SIOUX FALLS, S.D. (AP) - Officials have found that controlling West Nile virus is as much about educating the public as it is killing mosquitoes.
South Dakota, with the nation's highest rate of serious infections, is entering its seventh summer of the sometimes fatal virus that is transmitted by mosquitoes from infected birds to humans.
Not every mosquito species transmits the virus. Early in spring it's a nuisance mosquito called Ades vexans that's bothering people in the eastern part of the state but seldom carries the virus. It's first to show up because eggs laid in fall hatch in spring.
"Just add water and poof, you've got mosquitoes," said Mike Hildreth, a professor and researcher at South Dakota State University.
But the real threat of West Nile virus comes later in summer from the Culex tarsalis mosquito, which lays eggs in the spring and needs to repopulate and find infected birds before it turns its attention to humans.
That's why the number of human West Nile cases generally peaks in the second week of August and why public policy and personal precautions often are driven by the less-dangerous nuisance mosquito that shows up earlier.

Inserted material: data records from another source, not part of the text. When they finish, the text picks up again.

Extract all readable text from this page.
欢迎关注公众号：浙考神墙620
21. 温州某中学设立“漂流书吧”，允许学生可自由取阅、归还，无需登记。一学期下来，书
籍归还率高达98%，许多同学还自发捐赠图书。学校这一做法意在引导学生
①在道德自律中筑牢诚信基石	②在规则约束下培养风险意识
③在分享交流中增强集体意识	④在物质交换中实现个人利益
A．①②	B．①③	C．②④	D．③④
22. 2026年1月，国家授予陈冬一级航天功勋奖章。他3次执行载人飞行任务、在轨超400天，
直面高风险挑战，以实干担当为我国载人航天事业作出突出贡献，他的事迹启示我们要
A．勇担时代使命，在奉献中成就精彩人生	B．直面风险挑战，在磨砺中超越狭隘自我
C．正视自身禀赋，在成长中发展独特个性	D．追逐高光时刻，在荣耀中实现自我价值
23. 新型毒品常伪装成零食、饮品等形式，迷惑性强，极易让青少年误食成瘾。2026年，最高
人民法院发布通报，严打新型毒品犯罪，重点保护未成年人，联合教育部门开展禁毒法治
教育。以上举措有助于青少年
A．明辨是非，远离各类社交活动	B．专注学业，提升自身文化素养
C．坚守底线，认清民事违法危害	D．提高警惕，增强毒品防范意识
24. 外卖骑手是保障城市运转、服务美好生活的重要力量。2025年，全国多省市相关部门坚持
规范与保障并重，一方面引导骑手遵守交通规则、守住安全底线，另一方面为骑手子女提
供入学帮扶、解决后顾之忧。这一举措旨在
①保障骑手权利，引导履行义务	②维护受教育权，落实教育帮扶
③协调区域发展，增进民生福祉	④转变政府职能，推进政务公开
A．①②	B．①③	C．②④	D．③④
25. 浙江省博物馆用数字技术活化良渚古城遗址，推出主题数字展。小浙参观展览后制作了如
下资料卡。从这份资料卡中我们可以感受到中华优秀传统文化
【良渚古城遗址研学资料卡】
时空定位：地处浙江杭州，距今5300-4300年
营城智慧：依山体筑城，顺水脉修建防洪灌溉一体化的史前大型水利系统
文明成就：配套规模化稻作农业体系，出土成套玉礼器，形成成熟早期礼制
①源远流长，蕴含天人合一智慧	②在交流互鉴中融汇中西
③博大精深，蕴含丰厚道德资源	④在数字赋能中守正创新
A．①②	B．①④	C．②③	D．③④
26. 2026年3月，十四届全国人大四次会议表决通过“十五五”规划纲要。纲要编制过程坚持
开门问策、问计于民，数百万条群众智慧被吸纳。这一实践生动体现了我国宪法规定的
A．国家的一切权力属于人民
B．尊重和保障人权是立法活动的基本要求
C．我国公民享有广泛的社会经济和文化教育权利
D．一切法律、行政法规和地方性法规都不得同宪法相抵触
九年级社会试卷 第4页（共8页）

"Last year, with the dry summer, what we were hearing from people is, `There's no mosquito problem, why are you spraying?', and yet the tarsalis, which handles the drier conditions much, much better, was in plentiful numbers," Hildreth said.
South Dakota had 208 human infections and six deaths last year. Twenty-six people have died in South Dakota from West Nile since it first appeared in 2002. More than 300 have developed the serious neuroinvasive complications of encephalitis and meningitis.
The virus already is circulating in some states. Human cases have been reported in Arizona, Mississippi and Tennessee, said Lon Kightlinger, epidemiologist in the state Health Department.
South Dakota's per-capita rate of serious complications from West Nile is the highest in the nation. Wyoming ranks second, Nebraska third and North Dakota fourth, Kightlinger said.
"For some reason the upper Great Plains is a good home for that Culex tarsalis mosquito," Kightlinger said.
"We're cooped up all winter here ... and people enjoy their summers (outdoors) right at the apex of the West Nile season."
Hildreth and other researchers are trying to piece together how precipitation and temperature can influence populations of the virus-carrying mosquito so a town can get the most out its mosquito control efforts by focusing on the virus carriers.
"They have a tough job in that they have to make the (mosquito control) decisions that will affect their community and they oftentimes have to go against the people's perceptions," Hildreth said.
Two years ago, the Culex tarsalis population was down but the percentage infected with West Nile virus increased.
"So in that particular year we should have seen very few human cases, and yet we saw a surprisingly large number considering how dry things were," Hildreth said. "And I think it's because people are just not taking any precautions when it's dry and they're saying, `There's no problem."'
The state Health Department has $500,000 available this year for local mosquito control programs but has changed the distribution formula. Rather than a 50-50 matching grant, towns will receive funding that takes into account their history of West Nile cases and population.